Saturday, October 24, 2009

Theresa And The Story Of The Most Convoluted Dinner I've Ever Made..

Often times, when I ask what's for dinner, my fiancee will challenge me to make Chicken Fricassee.

Today, I went "I see you your Chicken Fricassee, sir!", and googled that stuff right up.

Let me say, the finished product was so good. Soul food in the finest sense of the word - hearty, creamy, and with enough substance that it really settles into your ribs. It does, however, have a great ability to grow, so when your plating it, plate about half of what you think your going to want! We both learned that the hard way!

Thomas Jefferson's Chicken Fricassee.

That is the link to the recipe I made. Why it's cited as being Thomas Jefferson's, I don't know, but there you go.

The recipe could not have been simpler, both in terms of ingredients and in terms of the actual process. The only thing that made it so convoluted was that it took so bloody many steps!

Brown the chicken. Take the chicken out, make the gravy. Put the chicken back, let it simmer. Take the chicken AND the gravy back out (but store them seperatly, naturally), and saute the onions and mushrooms. Then put the gravy back in, then put the chicken back.

Doesn't it seem like that could have been streamlined at least a little? It wasn't at all hard, and the ingredient list is fairly short, there was just so many steps to it. Although oddly, I looked in another cookbook that had a chicken fricassee recipe, and it had a shorter list of steps, but a longer list of ingredients. So evidentally, it's an either or type of situation.
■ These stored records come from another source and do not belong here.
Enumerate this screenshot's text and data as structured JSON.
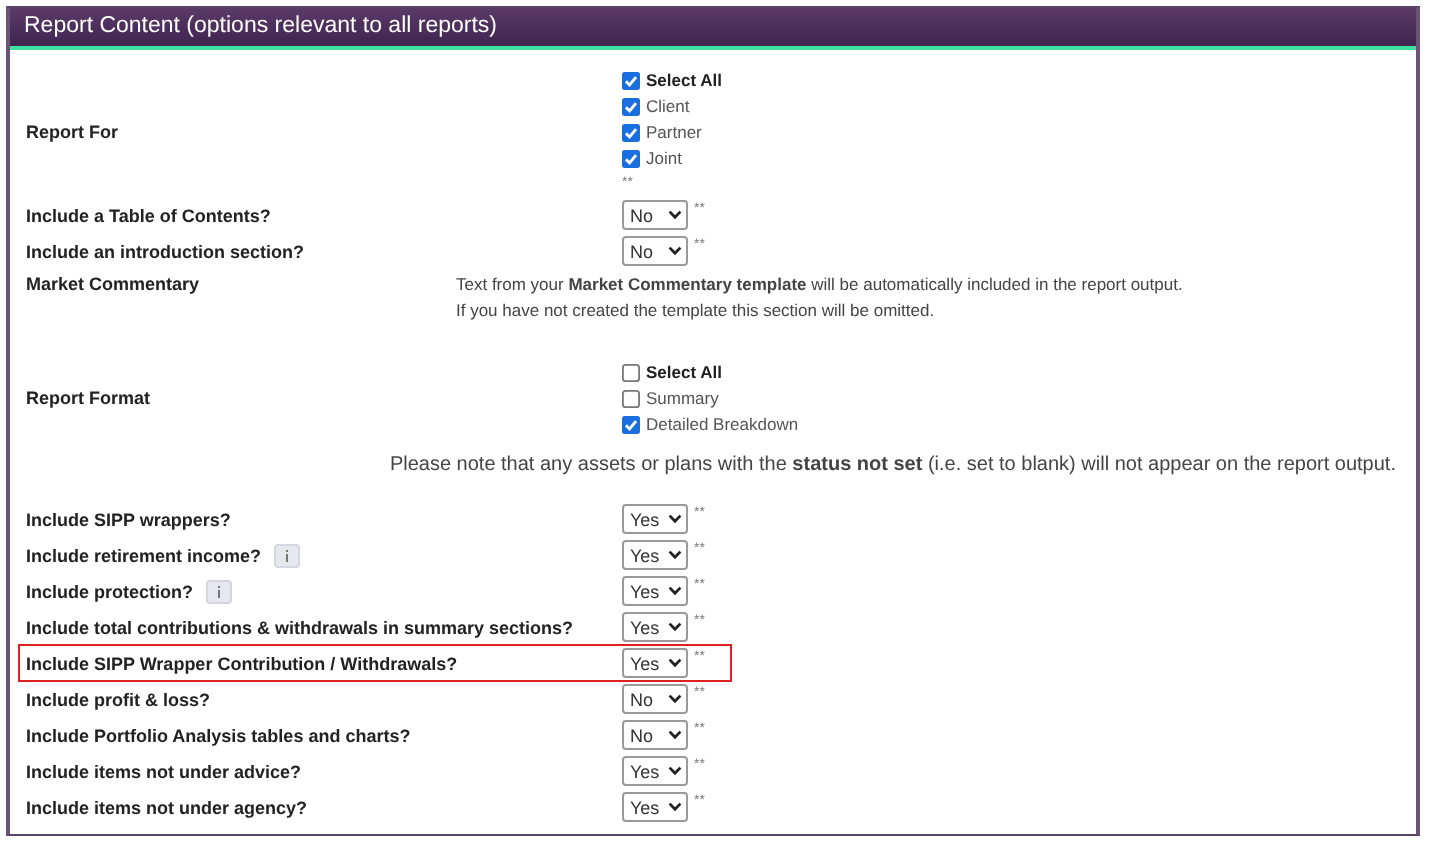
{
  "panel": {
    "title": "Report Content (options relevant to all reports)"
  },
  "rows": [
    {
      "kind": "checkboxes",
      "label": "Report For",
      "options": [
        {
          "label": "Select All",
          "checked": true,
          "bold": true
        },
        {
          "label": "Client",
          "checked": true,
          "bold": false
        },
        {
          "label": "Partner",
          "checked": true,
          "bold": false
        },
        {
          "label": "Joint",
          "checked": true,
          "bold": false
        }
      ],
      "note": "**"
    },
    {
      "kind": "select",
      "label": "Include a Table of Contents?",
      "value": "No",
      "note": "**",
      "info": false,
      "highlighted": false
    },
    {
      "kind": "select",
      "label": "Include an introduction section?",
      "value": "No",
      "note": "**",
      "info": false,
      "highlighted": false
    },
    {
      "kind": "text",
      "label": "Market Commentary",
      "lines": [
        "Text from your **Market Commentary template** will be automatically included in the report output.",
        "If you have not created the template this section will be omitted."
      ]
    },
    {
      "kind": "checkboxes",
      "label": "Report Format",
      "options": [
        {
          "label": "Select All",
          "checked": false,
          "bold": true
        },
        {
          "label": "Summary",
          "checked": false,
          "bold": false
        },
        {
          "label": "Detailed Breakdown",
          "checked": true,
          "bold": false
        }
      ]
    },
    {
      "kind": "notice",
      "text": "Please note that any assets or plans with the **status not set** (i.e. set to blank) will not appear on the report output."
    },
    {
      "kind": "select",
      "label": "Include SIPP wrappers?",
      "value": "Yes",
      "note": "**",
      "info": false,
      "highlighted": false
    },
    {
      "kind": "select",
      "label": "Include retirement income?",
      "value": "Yes",
      "note": "**",
      "info": true,
      "highlighted": false
    },
    {
      "kind": "select",
      "label": "Include protection?",
      "value": "Yes",
      "note": "**",
      "info": true,
      "highlighted": false
    },
    {
      "kind": "select",
      "label": "Include total contributions & withdrawals in summary sections?",
      "value": "Yes",
      "note": "**",
      "info": false,
      "highlighted": false
    },
    {
      "kind": "select",
      "label": "Include SIPP Wrapper Contribution / Withdrawals?",
      "value": "Yes",
      "note": "**",
      "info": false,
      "highlighted": true
    },
    {
      "kind": "select",
      "label": "Include profit & loss?",
      "value": "No",
      "note": "**",
      "info": false,
      "highlighted": false
    },
    {
      "kind": "select",
      "label": "Include Portfolio Analysis tables and charts?",
      "value": "No",
      "note": "**",
      "info": false,
      "highlighted": false
    },
    {
      "kind": "select",
      "label": "Include items not under advice?",
      "value": "Yes",
      "note": "**",
      "info": false,
      "highlighted": false
    },
    {
      "kind": "select",
      "label": "Include items not under agency?",
      "value": "Yes",
      "note": "**",
      "info": false,
      "highlighted": false
    }
  ]
}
My next step was a pumpkin cake. Came from my Bisquick cookbook. Basically, it was bisquick, pumpkin pie pumpkin (which either my Kroger doesn't have pumpkin pie pumpkin yet, or alot of people were baking pie today, because I had to go with canned pumpkin, rather then pumpkin pie pumpkin), egg and sugar. Bake. If I'd gotten the pumpkin pie pumkin, I can imagine that it would have tasted like a really great piece of pumpkin pie. Don't get me wrong, it was still delicious, it just wasn't what I imagine the good people that wrote that book in the 1970's were really going for.

But I bought the big can of pumpkin, so I get to try pumpkin pancakes too!

And thus, we bring to a close an entry that included more mention of pumkin then I'd ever thought possible. Good night and good eats!